The phrase I have adopted this year to begin my meditation with is, “I let go of affection, security and power and accept this moment exactly as it is.” I say it before I begin meditating and have to say it several times during my quiet time. “I let go.” How powerful is that? When I stop attaching my wants and desires on my loved ones, I give them permission to be whoever they are and I am then called upon to love them and accept them exactly as they are. Perhaps, once I can achieve that state, I can also allow myself to be the best I can be and not feel an obligation to create someone else’s happiness, or even comfort. As I examine this new phrase, I wonder how much of my life has revolved around my expectations and if that’s served me well or not? I think there’s a difference between expectation and hope. The first is about the destination and the later is about the journey. I can be guilty of focusing on the destination when It comes to every aspect of my life not just my relationships or my travel but my faith, my material possessions, my health, my social life. None of that has brought me happiness or contentment. It’s time to let go.

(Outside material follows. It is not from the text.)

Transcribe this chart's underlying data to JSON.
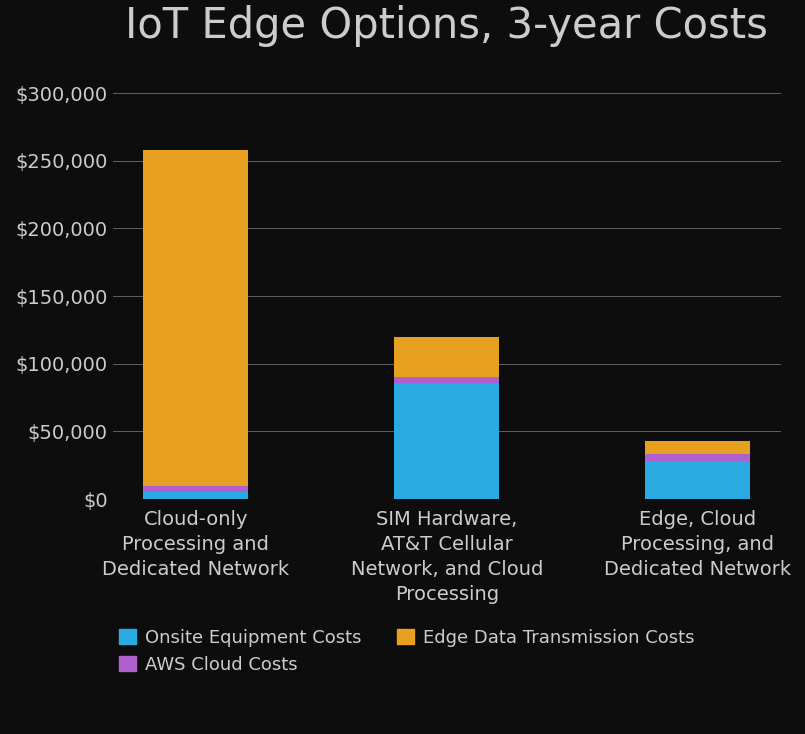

Maybe by letting go I will make more room for God in my life. Perhaps by letting go over and over again, just like I do in my mediation, I will finally be content and peaceful. I think my pilgrimage to Santiago de Compostella began the day I signed up for this journey and the lessons I am to learn and share started showing up almost immediately, including in Lee Smith’s talk. Although one of my affirmations is, “The best is yet to come.” Well, who is responsible for that? Perhaps that too can refer to the journey and not the destination. I’ll let you know as I walk along. Look for an update or two but don’t expect too much!

May the road rise up to meet you. May the wind be always at your back. May the sun shine warm upon your face; the rains fall soft upon your fields and until we meet again, may God hold you in the palm of His hand.